I have a massive amount of input data (that's why I use Hadoop) and there are multiple tasks that can be solved with various MapReduce steps of which the first mapper needs all the data as input.
My goal: Compute these different tasks as fast as possible.
I currently let them run sequentially each reading in all the data. I assume it will be faster when combining the tasks and executing their similar parts (like feeding all data to the mapper) only once.
I was wondering if and how I can combine these tasks. For every input key/value pair the mapper could emit a "super key" that includes a task id and the task specific key data along with a value. This way reducers would get key/value pairs for a task and a task-specific key and could decide when seeing the "superkey" which task to perform on the included key and values.
In pseudo code:
map(key, value):
emit(SuperKey("Task 1", IncludedKey), value)
emit(SuperKey("Task 2", AnotherIncludedKey), value)
reduce(key, values):
if key.taskid == "Task 1":
for value in values:
// do stuff with key.includedkey and value
else:
// do something else
The key could be a WritableComparable
which can include all the necessary information.

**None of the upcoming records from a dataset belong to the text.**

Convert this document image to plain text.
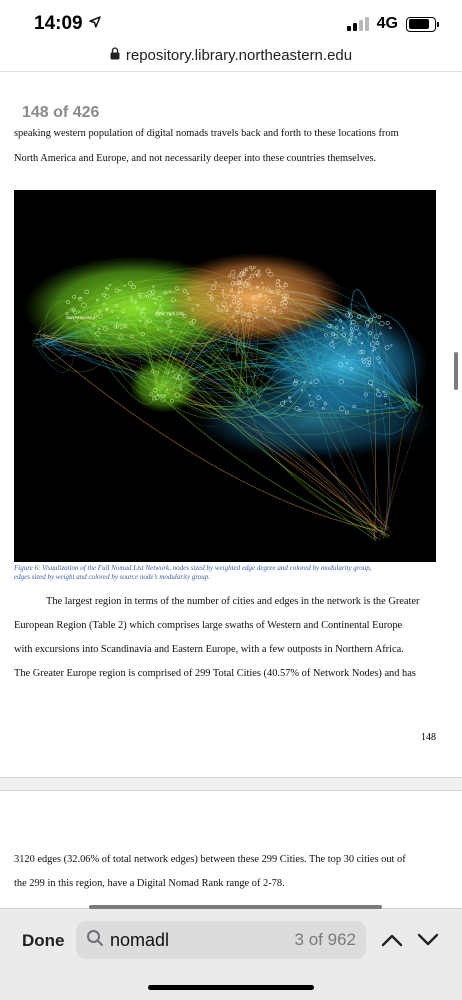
14:09	4G
repository.library.northeastern.edu
148 of 426
speaking western population of digital nomads travels back and forth to these locations from
North America and Europe, and not necessarily deeper into these countries themselves.
San Francisco
New York City
Figure 6: Visualization of the Full Nomad List Network, nodes sized by weighted edge degree and colored by modularity group,
edges sized by weight and colored by source node’s modularity group.
The largest region in terms of the number of cities and edges in the network is the Greater
European Region (Table 2) which comprises large swaths of Western and Continental Europe
with excursions into Scandinavia and Eastern Europe, with a few outposts in Northern Africa.
The Greater Europe region is comprised of 299 Total Cities (40.57% of Network Nodes) and has
148
3120 edges (32.06% of total network edges) between these 299 Cities. The top 30 cities out of
the 299 in this region, have a Digital Nomad Rank range of 2-78.
Done
nomadl	3 of 962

Note: the pseudo code suggests a terrible architecture and it can definitely be done in a smarter way.
My questions are:
- Is this a sensible approach?
- Are there better alternatives?
- Does it have some terrible drawback?
- Would I need a custom
Partitioner
class for this approach?
Context: The data consists of some millions of RDF quadruples and the tasks are to calculate clusters, statistics and similarities. Some tasks can be solved easily with just Hadoop Counters in a reducer, but some need multiple MapReduce steps.
The computation will eventually take place on Amazon's Elastic MapReduce. All tasks are to be computed on the whole dataset and as fast as possible.